İsmini söylediği zaman hatırladım Alp'i. O adamı. Tanıdığım en tembel adamı. Hiçbir işi olmayan, hiçbir şey yapmadan oturan adamların en ileri gelenlerinden biri. Sadece konuşurdu Alp. Anlatırdı. Yalanları ve hikayeleri Kayra'nınkilerle kafa kafaya giderdi. Oturduğu yerden insanları kahkaha tarlasında dehşetin yuvasına kadar her yere götürüp getirirdi. Konuşmanın kılavuzuydu. Onu son gördüğümde annesinin öldüğünü söylemişti. Ve bunu söylerken, artık evde yalnız kalacağı için gözleri parlıyordu. Yanlış hatırlamıyorsam, Paris'te karşılaşmıştık. Bir bursla gelmişti Fransa'ya. Ve bedava okumaya hak kazandığı okula adımını atmadan döndü. Yerini bile öğrenmedi okul binasının.
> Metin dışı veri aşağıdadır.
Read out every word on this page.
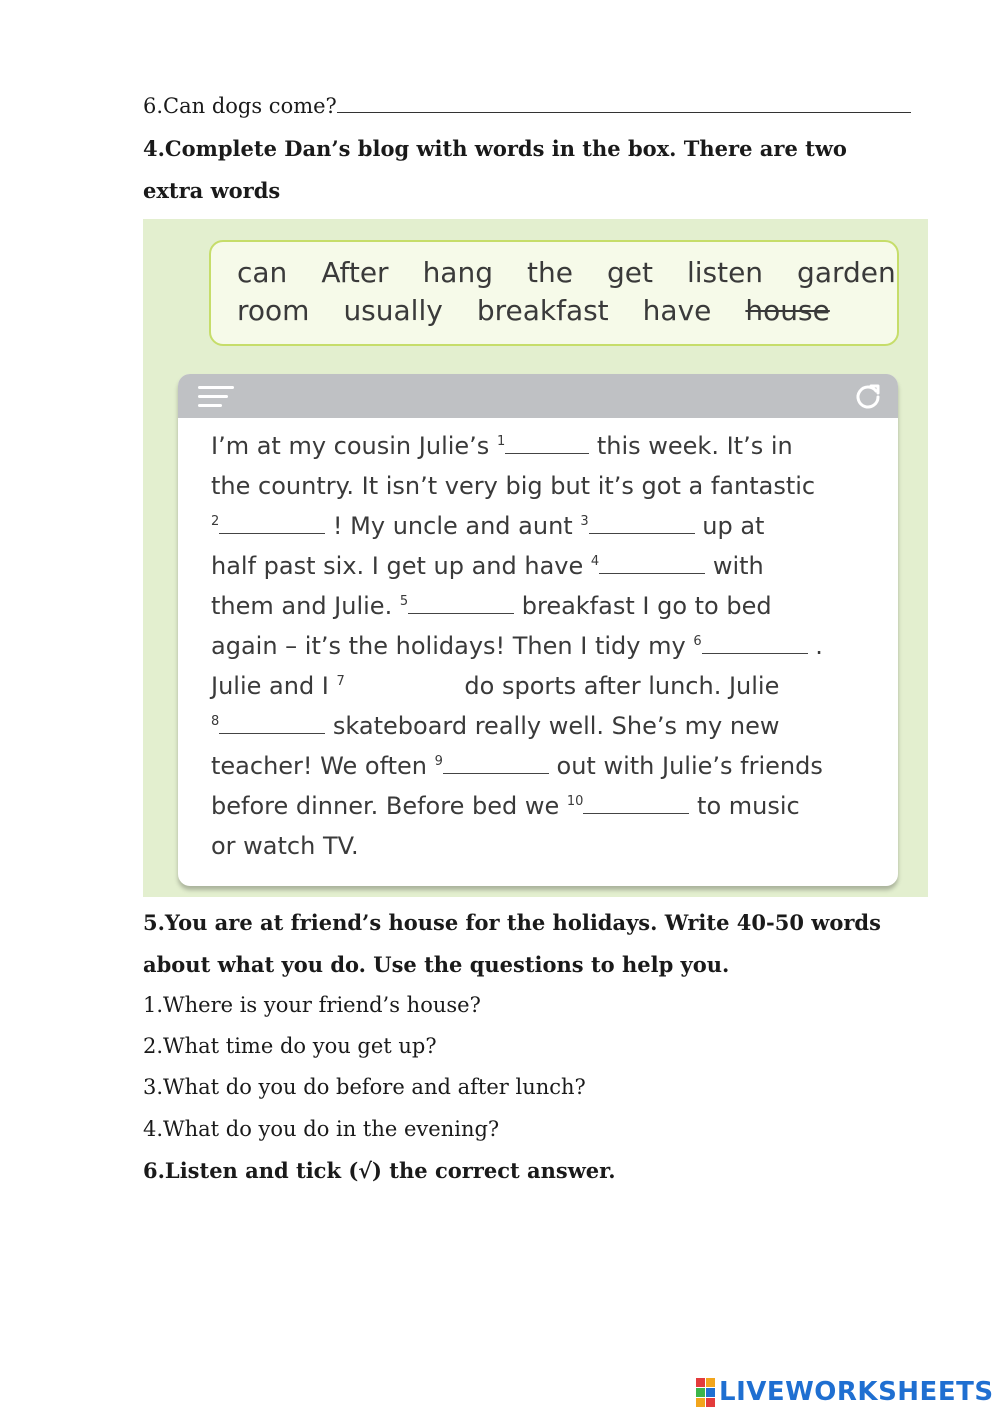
6.Can dogs come?
4.Complete Dan’s blog with words in the box. There are two
extra words
can After hang the get listen garden
room usually breakfast have house
I’m at my cousin Julie’s $^1$	this week. It’s in
the country. It isn’t very big but it’s got a fantastic
$^2$	! My uncle and aunt $^3$	up at
half past six. I get up and have $^4$	with
them and Julie. $^5$	breakfast I go to bed
again – it’s the holidays! Then I tidy my $^6$	.
Julie and I $^7$	do sports after lunch. Julie
$^8$	skateboard really well. She’s my new
teacher! We often $^9$	out with Julie’s friends
before dinner. Before bed we $^{10}$	to music
or watch TV.
5.You are at friend’s house for the holidays. Write 40-50 words
about what you do. Use the questions to help you.
1.Where is your friend’s house?
2.What time do you get up?
3.What do you do before and after lunch?
4.What do you do in the evening?
6.Listen and tick (√) the correct answer.
LIVEWORKSHEETS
Paris'te kaldığı dört ay boyunca bildiğim kadarıyla evinden çok az dışarı çıkmıştı. Tabii, eminim döndüğünde sorulan sorulara, Fransız vatandaşlığına geçmiş birinden daha iyi yanıtlar verip anlatmıştır Paris'i. Gerçek bir türün tanıdığım tek örneği. Gerçek bir boşluk adamı. İçinde hiçbir şey beslemeyen. Kendine ait hiçbir düşünce taşımayan bir karbon kağıdı. Lastik gibi! Hayat ne verdiyse o vardı elinde. O kadar. Seksten nefret eden, içki içmeyen bir adam. Bütün zamanını evine gelen insanlarla konuşarak geçirirdi. Hiçbir teknoloji ürününü ve iyi hafızalı insanları sevmezdi. Çünkü söylediklerinin kaydedilmesi ya da hatırlanması fikri onu iğrendiriyordu. Sadece içinde bulunduğu an için konuşur ve sözlerinin ve sözlerinin unutulmasını isterdi. Dünyanın en uçucu ve iz bırakmayan işiyle uğraşıyordu. Tabii yaptığına iş denirse! Konuşmak, hep konuşmak. Söz bittiğinde de Alp de biterdi. Bir tiyatro oyunu gibi. Ağzının kapanması perdenin inmesiyle aynı. Konuşmadığı zaman Alp de yoktu. Hatta beynini off'a getirip oturduğunu söyleyebilirim, sustuğu zamanlarda. Kayra'yla beraber çok uzun zamandır tanıyorduk Alp'i. Büyüyünce ne olacağını merak ederdik...

İyi fikirdi gidip onu bulmak ve dinlemek. Ağızdan çıkan sözcükler kadar hafif ve ölümlü olan bu adamın ne halde olduğunu öğrenmek iyi fikirdi... Alp hikaye anlatırdı. Arada bir de, kıssadan hisse ahkam keserdi hayata dair.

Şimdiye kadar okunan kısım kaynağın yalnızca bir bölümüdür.